InspectorCaracal wrote: ↑Mon 21 Feb, 2022, 5:49 pm
Transforming into animals to dodge the draft is even harder to pinpoint. I have some tentative thoughts that maybe it's about social camoflage, when you're pretending to be someone you aren't in order to "fit in" and not cause any waves and protect yourself. Which, if so, makes Jan considering it a metaphor for considering "going back in the closet".
Social camouflage makes sense, as does "going back in the closet".
I think this is why he doesn't try to remove the ribbon until the end, as well, because he's been conscripted. He's in the war, now; he's hit rock bottom, so losing his head by removing the ribbon won't really lose him anything else any more.
This part I see a bit differently, I don't think he takes of the ribbon because he's hit rock bottom and has nothing to lose because he's joined the war.

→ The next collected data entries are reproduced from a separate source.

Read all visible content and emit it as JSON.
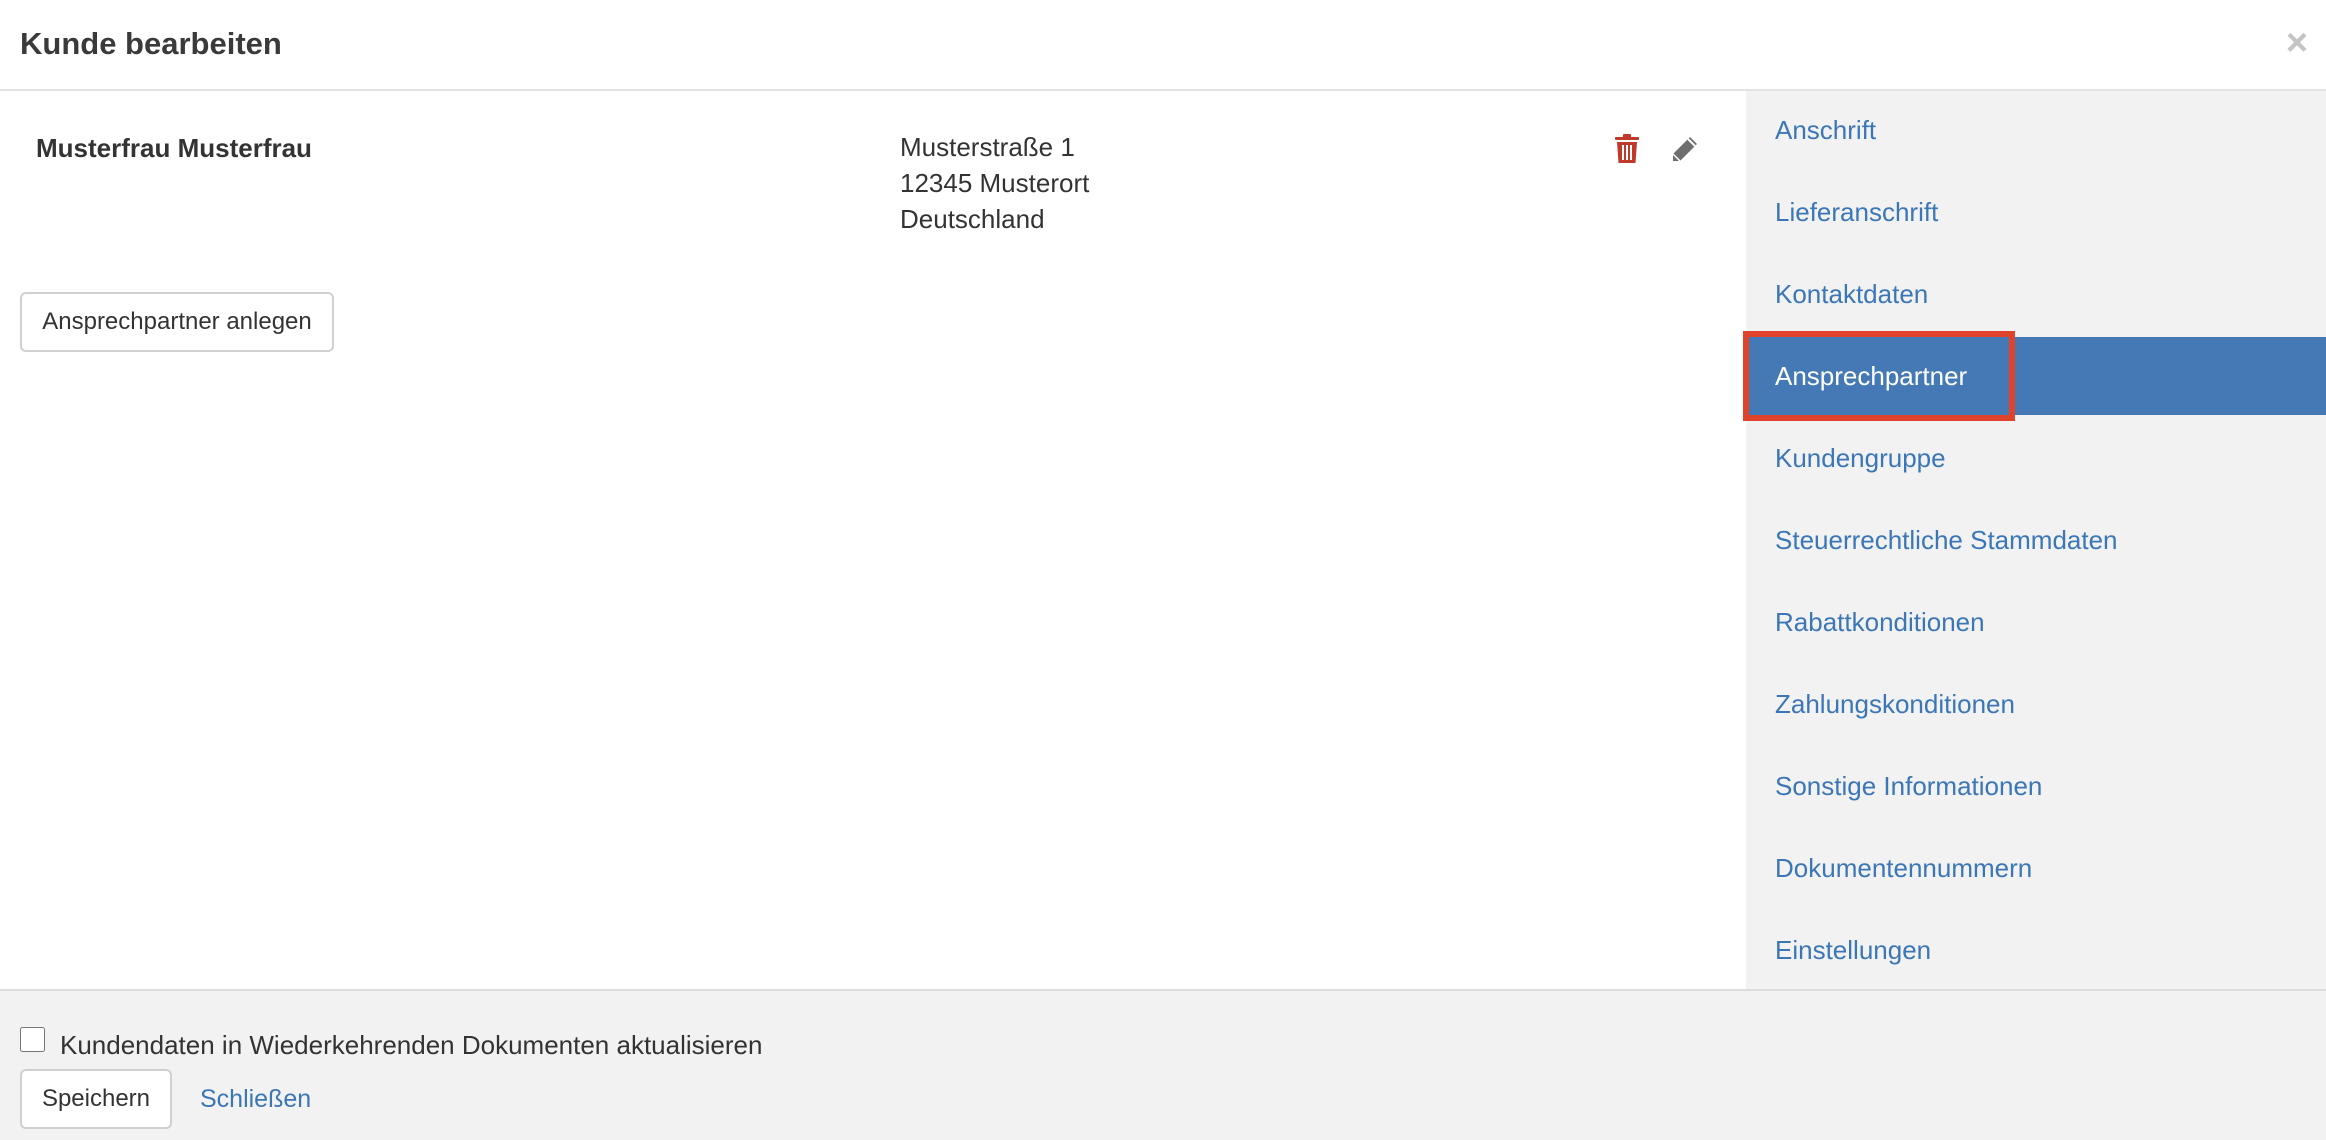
{
  "header": {
    "title": "Kunde bearbeiten",
    "close_symbol": "×"
  },
  "contact": {
    "name": "Musterfrau Musterfrau",
    "address_lines": [
      "Musterstraße 1",
      "12345 Musterort",
      "Deutschland"
    ],
    "delete_icon": "trash-icon",
    "edit_icon": "pencil-icon"
  },
  "actions": {
    "add_contact_label": "Ansprechpartner anlegen"
  },
  "sidebar": {
    "items": [
      {
        "label": "Anschrift",
        "active": false
      },
      {
        "label": "Lieferanschrift",
        "active": false
      },
      {
        "label": "Kontaktdaten",
        "active": false
      },
      {
        "label": "Ansprechpartner",
        "active": true
      },
      {
        "label": "Kundengruppe",
        "active": false
      },
      {
        "label": "Steuerrechtliche Stammdaten",
        "active": false
      },
      {
        "label": "Rabattkonditionen",
        "active": false
      },
      {
        "label": "Zahlungskonditionen",
        "active": false
      },
      {
        "label": "Sonstige Informationen",
        "active": false
      },
      {
        "label": "Dokumentennummern",
        "active": false
      },
      {
        "label": "Einstellungen",
        "active": false
      }
    ]
  },
  "footer": {
    "checkbox_label": "Kundendaten in Wiederkehrenden Dokumenten aktualisieren",
    "checkbox_checked": false,
    "save_label": "Speichern",
    "close_label": "Schließen"
  },
  "colors": {
    "link": "#3b76b6",
    "active_bg": "#4479b5",
    "highlight": "#e0432b",
    "delete": "#c0392b"
  }
}
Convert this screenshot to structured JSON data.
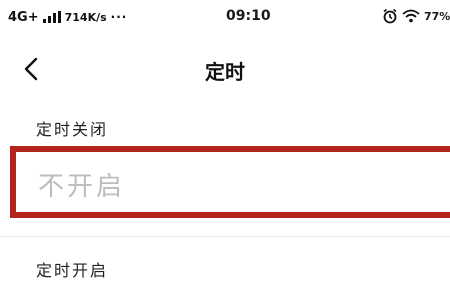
{
  "status_bar": {
    "network": "4G+",
    "speed": "714K/s",
    "more": "···",
    "time": "09:10",
    "battery": "77%"
  },
  "nav": {
    "back_icon": "chevron-left",
    "title": "定时"
  },
  "timer_off": {
    "label": "定时关闭",
    "value": "不开启"
  },
  "timer_on": {
    "label": "定时开启"
  },
  "colors": {
    "highlight_border": "#b3241a",
    "placeholder_text": "#bdbdbd"
  }
}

If the War is your personal struggle then being drafted into the war is I guess being forced to face your personal battle and then dodging the draft by turning into an animal is avoiding facing your personal struggle by pretending to be something your not.
The bargain Jan wanted too make with the witch in the woods was for him to not have the ribbon for a year, so to pretend he was never trans, but just a cis man. But he is denied this bargain because:
then the witch could have his heart, his liver, his bones, whatever other gory piece of him she desired. But she felt sorry for him and called it off at the last minute. She said, your head might still roll off, eventually, ribbon or not. You’ll only be giving me things and getting so very little in return.
He wants to pretend he never had a ribbon, like others pretend to be an animal, but it would not actually change anything, they would be giving up their body (heart, liver, bones) which I think means who they are deep down and get nothing in return.
And then at the end of the story:
He looks at his ribbon, lifts his hand to touch its length. Then he holds one end between forefinger and thumb and pulls and pulls until the ribbon gives and the knot comes undone. He tugs once more and feels the fabric slide silky over his skin and then he waits for the other sensation, the rip, the tilt, but the ribbon simply comes away, and it’s fine. Nothing happens. It’s fine.
I think he takes off the ribbon at the end of the story, the same time as he's drafted and goes to war, because the War is a metaphor for people's struggles and his struggle was with his ribbon, ie a marker of womanhood from his past, because he's ready to face it now, to go onto the battlefield.
He's no longer wanting to pretend he never had a ribbon, he's coming to terms with his ribbon and choosing to take it over regardless of the consequences even if he dies, but when he does he doesn't die, nothing happens, it's fine.